Sambil tertawa-tawa mereka keluar, wajah yang cantik dan berbedak tebal itu berseri-seri. Akan tetapi ketika mereka keluar dan melihat bahwa "tamu agung" itu adalah seorang jembel yang pakaiannya penuh tambalan, kakinya telanjang dan rambutnya riap-riapan, mereka mengerutkan kening dan tersentak kaget, berhenti dan saling pandang dengan ragu-ragu. Akan tetapi seorang di antara mereka yang berbaju hijau mengedipkan mata dan mereka cepat menghampiri Kim-mo Taisu, menarik tangannya ke arah sebuah bangku sambil berkata.

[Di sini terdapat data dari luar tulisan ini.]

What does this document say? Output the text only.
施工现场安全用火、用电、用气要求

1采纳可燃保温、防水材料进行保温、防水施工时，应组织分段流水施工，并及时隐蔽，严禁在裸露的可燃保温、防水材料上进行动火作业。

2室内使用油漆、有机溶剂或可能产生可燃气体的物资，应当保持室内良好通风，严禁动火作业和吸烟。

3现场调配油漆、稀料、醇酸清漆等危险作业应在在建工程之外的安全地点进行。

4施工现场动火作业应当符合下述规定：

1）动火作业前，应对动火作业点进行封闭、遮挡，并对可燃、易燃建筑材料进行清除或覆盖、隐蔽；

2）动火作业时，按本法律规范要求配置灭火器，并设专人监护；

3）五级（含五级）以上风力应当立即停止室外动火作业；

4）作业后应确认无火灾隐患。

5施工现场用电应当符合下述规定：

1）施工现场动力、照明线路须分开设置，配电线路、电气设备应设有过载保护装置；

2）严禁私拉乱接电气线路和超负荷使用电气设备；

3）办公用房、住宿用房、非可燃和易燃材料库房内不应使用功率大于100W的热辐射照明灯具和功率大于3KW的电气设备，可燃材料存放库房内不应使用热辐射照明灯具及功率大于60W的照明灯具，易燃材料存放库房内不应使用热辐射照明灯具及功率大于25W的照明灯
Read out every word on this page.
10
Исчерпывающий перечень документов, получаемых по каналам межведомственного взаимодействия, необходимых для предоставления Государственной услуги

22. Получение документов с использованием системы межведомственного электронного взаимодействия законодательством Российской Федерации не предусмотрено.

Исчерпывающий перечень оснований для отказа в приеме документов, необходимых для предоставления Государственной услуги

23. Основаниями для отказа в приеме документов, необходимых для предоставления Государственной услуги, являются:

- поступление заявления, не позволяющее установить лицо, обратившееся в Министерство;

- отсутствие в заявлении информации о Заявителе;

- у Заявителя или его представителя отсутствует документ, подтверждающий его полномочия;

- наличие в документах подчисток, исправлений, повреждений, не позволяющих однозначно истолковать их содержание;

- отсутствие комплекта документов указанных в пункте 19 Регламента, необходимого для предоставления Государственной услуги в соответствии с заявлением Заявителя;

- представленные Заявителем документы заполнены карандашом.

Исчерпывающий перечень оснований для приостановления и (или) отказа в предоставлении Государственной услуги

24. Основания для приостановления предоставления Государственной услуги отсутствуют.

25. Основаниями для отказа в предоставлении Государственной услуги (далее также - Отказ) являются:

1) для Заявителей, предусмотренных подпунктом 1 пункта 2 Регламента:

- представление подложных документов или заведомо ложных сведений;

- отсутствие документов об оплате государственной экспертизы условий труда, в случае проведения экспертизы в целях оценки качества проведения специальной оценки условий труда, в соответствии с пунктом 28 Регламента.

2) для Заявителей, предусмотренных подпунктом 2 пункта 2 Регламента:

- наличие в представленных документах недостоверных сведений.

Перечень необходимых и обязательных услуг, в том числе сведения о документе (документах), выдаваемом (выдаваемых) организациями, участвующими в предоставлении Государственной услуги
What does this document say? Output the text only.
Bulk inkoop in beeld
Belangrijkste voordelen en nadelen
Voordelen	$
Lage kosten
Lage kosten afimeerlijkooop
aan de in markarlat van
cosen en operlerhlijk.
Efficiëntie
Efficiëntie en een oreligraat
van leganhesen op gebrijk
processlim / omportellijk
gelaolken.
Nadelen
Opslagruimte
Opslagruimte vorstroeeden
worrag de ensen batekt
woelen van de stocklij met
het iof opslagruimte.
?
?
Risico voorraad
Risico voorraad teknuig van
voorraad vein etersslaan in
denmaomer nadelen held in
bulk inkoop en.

"Silahkan Khekkoan (tamu) duduk di bangku ini, biarkan kami bertiga membersihkan kaki yang kotor."
Sejenak Kim-mo Taisu tercengang, tak disangkanya bahwa ucapannya tadi mendapat sambutan dari Kai-ong yang aneh itu. Sukar baginya menggunakan kekerasan terhadap desakan tiga orang wanita ini, dan bau yang harum sekali yang keluar dari pakaian mereka membuat kepalanya terasa pening!
"Eh... oh.... tidak usah, Nona-nona. Tak usah, biar kubersihkan sendiri!"
Katanya cepat-cepat sambil menjauhkan diri, dan ia lalu menggosok-gosokkan kedua kakinya kepada babut tadi.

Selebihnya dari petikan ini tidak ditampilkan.